Hatusa, símbolo de um poder tirânico

sexta-feira, 21 de abril de 2023

 

Visitantes das ruínas de Micenas, na Grécia, e os da capital imperial hitita de Hatusa, na atual Turquia, ficam muitas vezes intrigados pelo fato de as entradas de ambas as cidades terem maciços "portões de leões", leões em pares, gravados em relevo, guardiões simbólicos da cidade. A semelhança, contudo, termina aí. A sede dos reis micênicos - incluindo, prefiro acreditar, Agamenon - era um pequeno e compacto aglomerado de construções ligadas por uma única estrada, incluindo alguns túmulos em colmeias ou em poços para as pessoas proeminentes. Estava cercada por uma muralha baixa para a defesa e aninhada, para proteção, entre dois picos de montanha. É pouco visível até chegarmos ao Portão do Leão, que a distância parece uma mera crista de rocha (e isso não teria sido muito diferente em tempos antigos). Pode ter sido construída numa área baixa como medida extra de segurança contra ataques, mais ou menos como os agricultores na Sicília medieval, que para autodefesa construíam suas choupanas em aglomerados por trás da crista de uma colina. Podemos atravessar toda a extensão do complexo, incluindo o megaron, em menos de uma hora.
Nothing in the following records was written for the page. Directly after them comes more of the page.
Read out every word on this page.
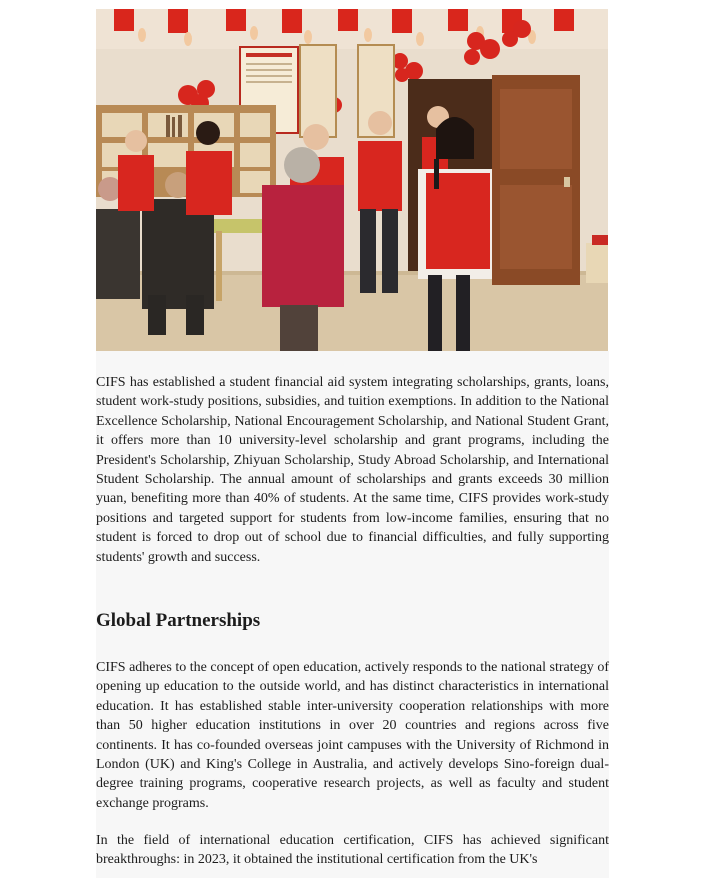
CIFS has established a student financial aid system integrating scholarships, grants, loans, student work-study positions, subsidies, and tuition exemptions. In addition to the National Excellence Scholarship, National Encouragement Scholarship, and National Student Grant, it offers more than 10 university-level scholarship and grant programs, including the President's Scholarship, Zhiyuan Scholarship, Study Abroad Scholarship, and International Student Scholarship. The annual amount of scholarships and grants exceeds 30 million yuan, benefiting more than 40% of students. At the same time, CIFS provides work-study positions and targeted support for students from low-income families, ensuring that no student is forced to drop out of school due to financial difficulties, and fully supporting students' growth and success.

Global Partnerships

CIFS adheres to the concept of open education, actively responds to the national strategy of opening up education to the outside world, and has distinct characteristics in international education. It has established stable inter-university cooperation relationships with more than 50 higher education institutions in over 20 countries and regions across five continents. It has co-founded overseas joint campuses with the University of Richmond in London (UK) and King's College in Australia, and actively develops Sino-foreign dual-degree training programs, cooperative research projects, as well as faculty and student exchange programs.

In the field of international education certification, CIFS has achieved significant breakthroughs: in 2023, it obtained the institutional certification from the UK's
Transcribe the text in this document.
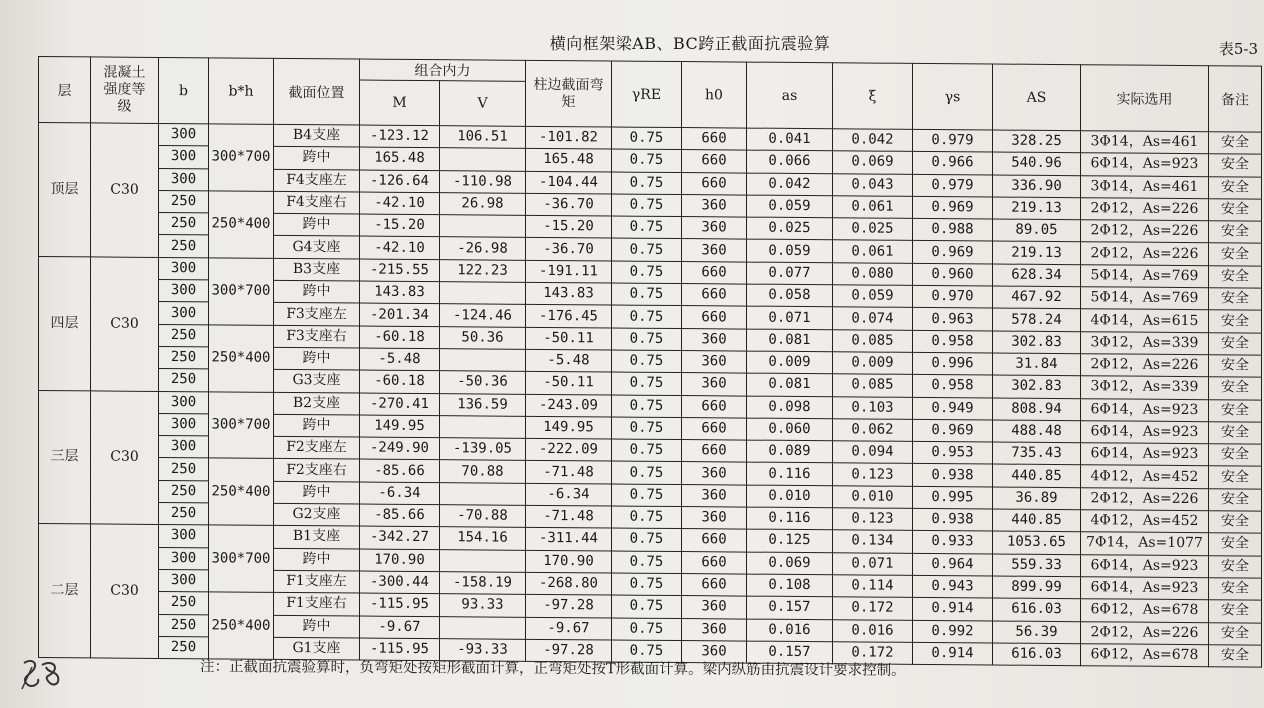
横向框架梁AB、BC跨正截面抗震验算	表5-3
层	混凝土强度等级	b	b*h	截面位置	组合内力		柱边截面弯矩	γRE	h0	as	ξ	γs	AS	实际选用	备注
					M	V									
顶层	C30	300	300*700	B4支座	-123.12	106.51	-101.82	0.75	660	0.041	0.042	0.979	328.25	3Φ14，As=461	安全
		300		跨中	165.48		165.48	0.75	660	0.066	0.069	0.966	540.96	6Φ14，As=923	安全
		300		F4支座左	-126.64	-110.98	-104.44	0.75	660	0.042	0.043	0.979	336.90	3Φ14，As=461	安全
		250	250*400	F4支座右	-42.10	26.98	-36.70	0.75	360	0.059	0.061	0.969	219.13	2Φ12，As=226	安全
		250		跨中	-15.20		-15.20	0.75	360	0.025	0.025	0.988	89.05	2Φ12，As=226	安全
		250		G4支座	-42.10	-26.98	-36.70	0.75	360	0.059	0.061	0.969	219.13	2Φ12，As=226	安全
四层	C30	300	300*700	B3支座	-215.55	122.23	-191.11	0.75	660	0.077	0.080	0.960	628.34	5Φ14，As=769	安全
		300		跨中	143.83		143.83	0.75	660	0.058	0.059	0.970	467.92	5Φ14，As=769	安全
		300		F3支座左	-201.34	-124.46	-176.45	0.75	660	0.071	0.074	0.963	578.24	4Φ14，As=615	安全
		250	250*400	F3支座右	-60.18	50.36	-50.11	0.75	360	0.081	0.085	0.958	302.83	3Φ12，As=339	安全
		250		跨中	-5.48		-5.48	0.75	360	0.009	0.009	0.996	31.84	2Φ12，As=226	安全
		250		G3支座	-60.18	-50.36	-50.11	0.75	360	0.081	0.085	0.958	302.83	3Φ12，As=339	安全
三层	C30	300	300*700	B2支座	-270.41	136.59	-243.09	0.75	660	0.098	0.103	0.949	808.94	6Φ14，As=923	安全
		300		跨中	149.95		149.95	0.75	660	0.060	0.062	0.969	488.48	6Φ14，As=923	安全
		300		F2支座左	-249.90	-139.05	-222.09	0.75	660	0.089	0.094	0.953	735.43	6Φ14，As=923	安全
		250	250*400	F2支座右	-85.66	70.88	-71.48	0.75	360	0.116	0.123	0.938	440.85	4Φ12，As=452	安全
		250		跨中	-6.34		-6.34	0.75	360	0.010	0.010	0.995	36.89	2Φ12，As=226	安全
		250		G2支座	-85.66	-70.88	-71.48	0.75	360	0.116	0.123	0.938	440.85	4Φ12，As=452	安全
二层	C30	300	300*700	B1支座	-342.27	154.16	-311.44	0.75	660	0.125	0.134	0.933	1053.65	7Φ14，As=1077	安全
		300		跨中	170.90		170.90	0.75	660	0.069	0.071	0.964	559.33	6Φ14，As=923	安全
		300		F1支座左	-300.44	-158.19	-268.80	0.75	660	0.108	0.114	0.943	899.99	6Φ14，As=923	安全
		250	250*400	F1支座右	-115.95	93.33	-97.28	0.75	360	0.157	0.172	0.914	616.03	6Φ12，As=678	安全
		250		跨中	-9.67		-9.67	0.75	360	0.016	0.016	0.992	56.39	2Φ12，As=226	安全
		250		G1支座	-115.95	-93.33	-97.28	0.75	360	0.157	0.172	0.914	616.03	6Φ12，As=678	安全
注：正截面抗震验算时，负弯矩处按矩形截面计算，正弯矩处按T形截面计算。梁内纵筋由抗震设计要求控制。
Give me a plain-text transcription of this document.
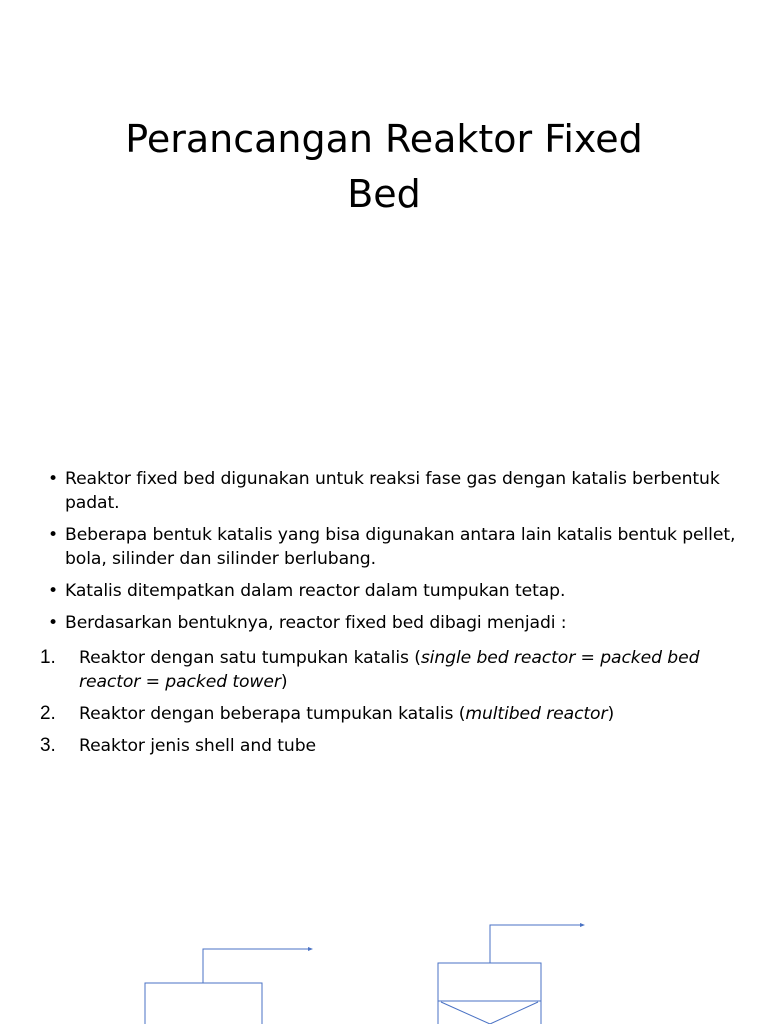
Perancangan Reaktor Fixed
Bed
• Reaktor fixed bed digunakan untuk reaksi fase gas dengan katalis berbentuk padat.
• Beberapa bentuk katalis yang bisa digunakan antara lain katalis bentuk pellet, bola, silinder dan silinder berlubang.
• Katalis ditempatkan dalam reactor dalam tumpukan tetap.
• Berdasarkan bentuknya, reactor fixed bed dibagi menjadi :
1.	Reaktor dengan satu tumpukan katalis (single bed reactor = packed bed reactor = packed tower)
2.	Reaktor dengan beberapa tumpukan katalis (multibed reactor)
3.	Reaktor jenis shell and tube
Em contrapartida, as ruínas de Hatusa são absolutamente espantosas em seu tamanho monumental e complexidade, cobrindo quase 23,5 quilômetros quadrados. As enormes plataformas da fundação ainda dão uma ideia de como essas estruturas devem ter sido gigantescas. Havia enormes palácios, templos, mercados, escritórios para uma burocracia administrativa e numerosas casas espaçosas, protegidas por sólidas muralhas com torres de vigilância e entradas fortificadas. Longe de se manter próxima do solo, Hatusa deve ter se erguido impetuosamente numa orgulhosa e inconquistável imponência, visível de muitos quilômetros ao redor. Enquanto a fortaleza de Agamenon era típica de um pequeno reino local de agricultores, Hatusa era capital de um império que abrangia grande parte da Turquia, Síria e Irã dos dias atuais, com muitas cidades e portos importantes e centenas de milhares de súditos (Troia, tão impressionante para os gregos da Ilíada, com suas muralhas e cidadela, era com toda a probabilidade, como vimos, meramente um dos Estados-clientes dos hititas). É também o próprio símbolo da organização que os hititas proporcionavam e do poder que exerciam, um poder que oferecia segurança para suas multidões de súditos em troca de obediência absoluta. A cidade, com efeito, era o símbolo de um mundo ordeiro criado por poder tirânico.    

NEWELL, Waller R. Tiranos - Uma História de Poder, Injustiça e Terror. Tradução de Mário Molina. São Paulo: Cultrix, 2019, p. 42-43.